La imagen modélica es necesaria de modo instrumental, operativo. El modelo del ADN sugirió que era la molécula informativa esencial, lo que Schrödinger había postulado años antes como cristal aperiódico, pero se precisaron muchos experimentos para confirmar la idea derivada de la imagen. 

Si el modelo estructural del ADN vino para quedarse como una representación adecuada de lo que pretende transmitir (la ordenación y relación espacial de los distintos átomos que lo constituyen), otros modelos han tenido que ser retirados o mantenidos sólo como meros instrumentos de enseñanza básica; tal fue el caso del modelo atómico de Bohr, que desapareció para dar paso a la imagen de orbitales.

Cualquier modelo científico, sea una estructura molecular, sea una imagen celular o la representación plástica de un cerebro, tiene el valor de que permite aproximar un sector de lo real a la intuición y eso es así a tal punto que modelos desfasados, como el átomo de Bohr o un dibujo simplificado de una célula, conservan su valor como herramientas educativas a cierto nivel de enseñanza.

Le geometría vendría a ser el máximo refinamiento de la imagen, incluso a expensas de desterrar lo intuitivo, como ocurre en el caso de las geometrías no euclídeas.

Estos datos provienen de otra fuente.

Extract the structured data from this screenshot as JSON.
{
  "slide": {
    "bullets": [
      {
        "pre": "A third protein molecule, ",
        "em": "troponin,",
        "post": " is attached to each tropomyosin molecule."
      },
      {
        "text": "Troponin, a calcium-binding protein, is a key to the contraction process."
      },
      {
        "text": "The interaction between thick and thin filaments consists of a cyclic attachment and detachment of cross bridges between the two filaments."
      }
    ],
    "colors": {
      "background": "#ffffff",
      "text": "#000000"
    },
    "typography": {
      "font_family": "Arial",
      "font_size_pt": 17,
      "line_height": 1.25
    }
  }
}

En ese sentido, la imagen geométrica trata de satisfacer una aproximación ideal a la realidad, llegando incluso para algunos a confundirse platónicamente, junto a la expresión matemática, con lo real mismo.

Podríamos entender el esfuerzo icónico como dirigido a tres fines, el mimético, que comprendería el arte figurativo y la geometría euclídea, el operativo, constituido por los modelos, con afán de investigación pero también pedagógico, y el realista, que supondría en último término la eliminación de la imagen misma en aras del formalismo matemático.

El problema reside en confundir la realidad con la imagen construida desde su observación o con la expresión matemática de su legalidad física. Tal confusión fundamenta, de hecho, uno de los aspectos del cientificismo, el que hace de la ciencia creencia. Hay un ejemplo muy llamativo al respecto y tiene que ver con la evolución de lo viviente, en cuyo caso abundan los modelos secuenciales”, que muestran la evolución como algo progresivo, instalándose muchas veces esa idea del cuadro evolutivo como creencia más allá de la postura religiosa o atea de quienes ilustran la evolución, como muy bien expresó Gould. Efectivamente, las imágenes de árboles filogenéticos suelen inducir a ver un progreso cuando en realidad estamos ante una masa de acontecimientos propiamente contingentes y en donde la ley física actúa sólo como determinismo restrictivo. 

Y es que lo real se oculta como no imagen, como inimaginable. La pregunta sobre el qué esencial sigue abierta.